Determine a suitable cross section for a channel to carry an estimated runoff of 340 ft3/sec if the slope of the channel is 1% and Manning's roughness coefficient, n, is 0.015. Sel... Determine a suitable cross section for a channel to carry an estimated runoff of 340 ft3/sec if the slope of the channel is 1% and Manning's roughness coefficient, n, is 0.015. Select a channel section and then use Manning's formula to determine the flow depth required for the estimated runoff. Assume a rectangular channel 6 ft wide. Read more

Steps to Solve

1. State Manning's Formula

Manning's formula is given as: $Q = (\frac{1.486}{n}) AR^{2/3}S^{1/2}$

2. Substitute known variables

We are given $Q = 340 \text{ ft}^3/\text{sec}$, $n = 0.015$, $S = 1% = 0.01$.

3. Substitute geometric relationships

We also have $A = 6d$ and $R = \frac{6d}{6+2d}$. Substitute these into Manning's formula:

$340 = (\frac{1.486}{0.015}) (6d) (\frac{6d}{6+2d})^{2/3} (0.01)^{1/2}$

4. Simplify the equation

Simplify the constants: $340 = (99.067) (6d) (\frac{6d}{6+2d})^{2/3} (0.1)$ $340 = 9.9067 (6d) (\frac{6d}{6+2d})^{2/3}$ $340 = 59.44 d (\frac{6d}{6+2d})^{2/3}$

5. Isolate the term with 'd'

Divide both sides by $59.44$:

$\frac{340}{59.44} = d (\frac{6d}{6+2d})^{2/3}$ $5.72 = d (\frac{6d}{6+2d})^{2/3}$

6. Solve for d

This equation is difficult to solve analytically, so we can use numerical methods or trial and error to find the value of $d$. By inspection, we can try different values of $d$.
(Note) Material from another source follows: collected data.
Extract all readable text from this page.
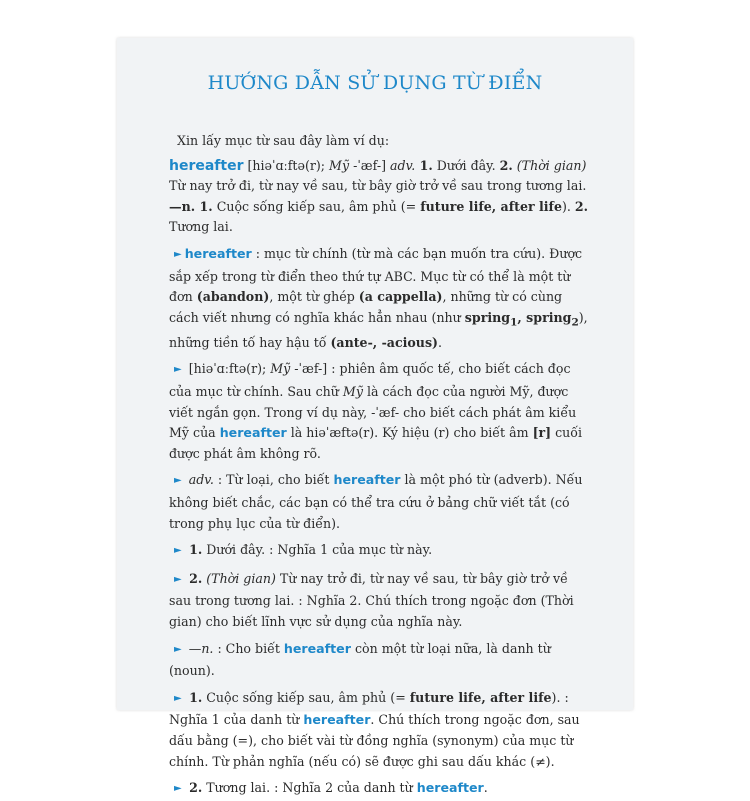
HƯỚNG DẪN SỬ DỤNG TỪ ĐIỂN

Xin lấy mục từ sau đây làm ví dụ:

hereafter [hiəˈɑːftə(r); Mỹ -ˈæf-] adv. 1. Dưới đây. 2. (Thời gian) Từ nay trở đi, từ nay về sau, từ bây giờ trở về sau trong tương lai. —n. 1. Cuộc sống kiếp sau, âm phủ (= future life, after life). 2. Tương lai.

► hereafter : mục từ chính (từ mà các bạn muốn tra cứu). Được sắp xếp trong từ điển theo thứ tự ABC. Mục từ có thể là một từ đơn (abandon), một từ ghép (a cappella), những từ có cùng cách viết nhưng có nghĩa khác hẳn nhau (như spring$_1$, spring$_2$), những tiền tố hay hậu tố (ante-, -acious).

► [hiəˈɑːftə(r); Mỹ -ˈæf-] : phiên âm quốc tế, cho biết cách đọc của mục từ chính. Sau chữ Mỹ là cách đọc của người Mỹ, được viết ngắn gọn. Trong ví dụ này, -ˈæf- cho biết cách phát âm kiểu Mỹ của hereafter là hiəˈæftə(r). Ký hiệu (r) cho biết âm [r] cuối được phát âm không rõ.

► adv. : Từ loại, cho biết hereafter là một phó từ (adverb). Nếu không biết chắc, các bạn có thể tra cứu ở bảng chữ viết tắt (có trong phụ lục của từ điển).

► 1. Dưới đây. : Nghĩa 1 của mục từ này.

► 2. (Thời gian) Từ nay trở đi, từ nay về sau, từ bây giờ trở về sau trong tương lai. : Nghĩa 2. Chú thích trong ngoặc đơn (Thời gian) cho biết lĩnh vực sử dụng của nghĩa này.

► —n. : Cho biết hereafter còn một từ loại nữa, là danh từ (noun).

► 1. Cuộc sống kiếp sau, âm phủ (= future life, after life). : Nghĩa 1 của danh từ hereafter. Chú thích trong ngoặc đơn, sau dấu bằng (=), cho biết vài từ đồng nghĩa (synonym) của mục từ chính. Từ phản nghĩa (nếu có) sẽ được ghi sau dấu khác (≠).

► 2. Tương lai. : Nghĩa 2 của danh từ hereafter.
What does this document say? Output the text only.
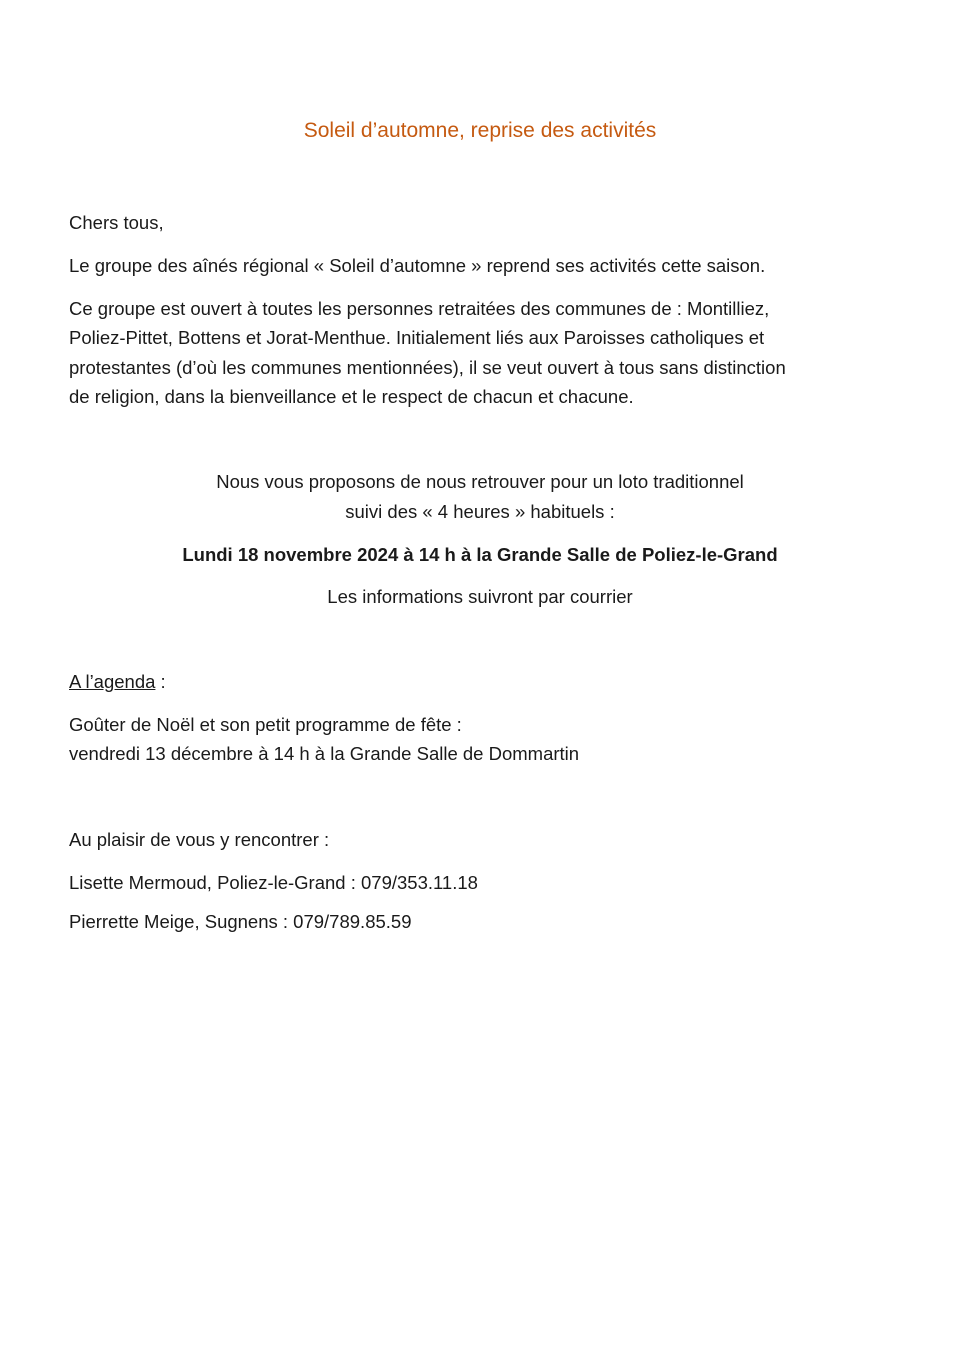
Soleil d’automne, reprise des activités
Chers tous,
Le groupe des aînés régional « Soleil d’automne » reprend ses activités cette saison.
Ce groupe est ouvert à toutes les personnes retraitées des communes de : Montilliez,
Poliez-Pittet, Bottens et Jorat-Menthue. Initialement liés aux Paroisses catholiques et
protestantes (d’où les communes mentionnées), il se veut ouvert à tous sans distinction
de religion, dans la bienveillance et le respect de chacun et chacune.
Nous vous proposons de nous retrouver pour un loto traditionnel
suivi des « 4 heures » habituels :
Lundi 18 novembre 2024 à 14 h à la Grande Salle de Poliez-le-Grand
Les informations suivront par courrier
A l’agenda :
Goûter de Noël et son petit programme de fête :
vendredi 13 décembre à 14 h à la Grande Salle de Dommartin
Au plaisir de vous y rencontrer :
Lisette Mermoud, Poliez-le-Grand : 079/353.11.18
Pierrette Meige, Sugnens : 079/789.85.59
Let's try $d=3$: $3 (\frac{6(3)}{6+2(3)})^{2/3} = 3 (\frac{18}{12})^{2/3} = 3 (1.5)^{2/3} = 3 * 1.31 = 3.93 \neq 5.72 $

Now, let's try $d=4$: $4 (\frac{6(4)}{6+2(4)})^{2/3} = 4 (\frac{24}{14})^{2/3} = 4 (1.714)^{2/3} = 4 * 1.43 = 5.72 $

Therefore, by trial and error, $d \approx 4 \text{ ft}$.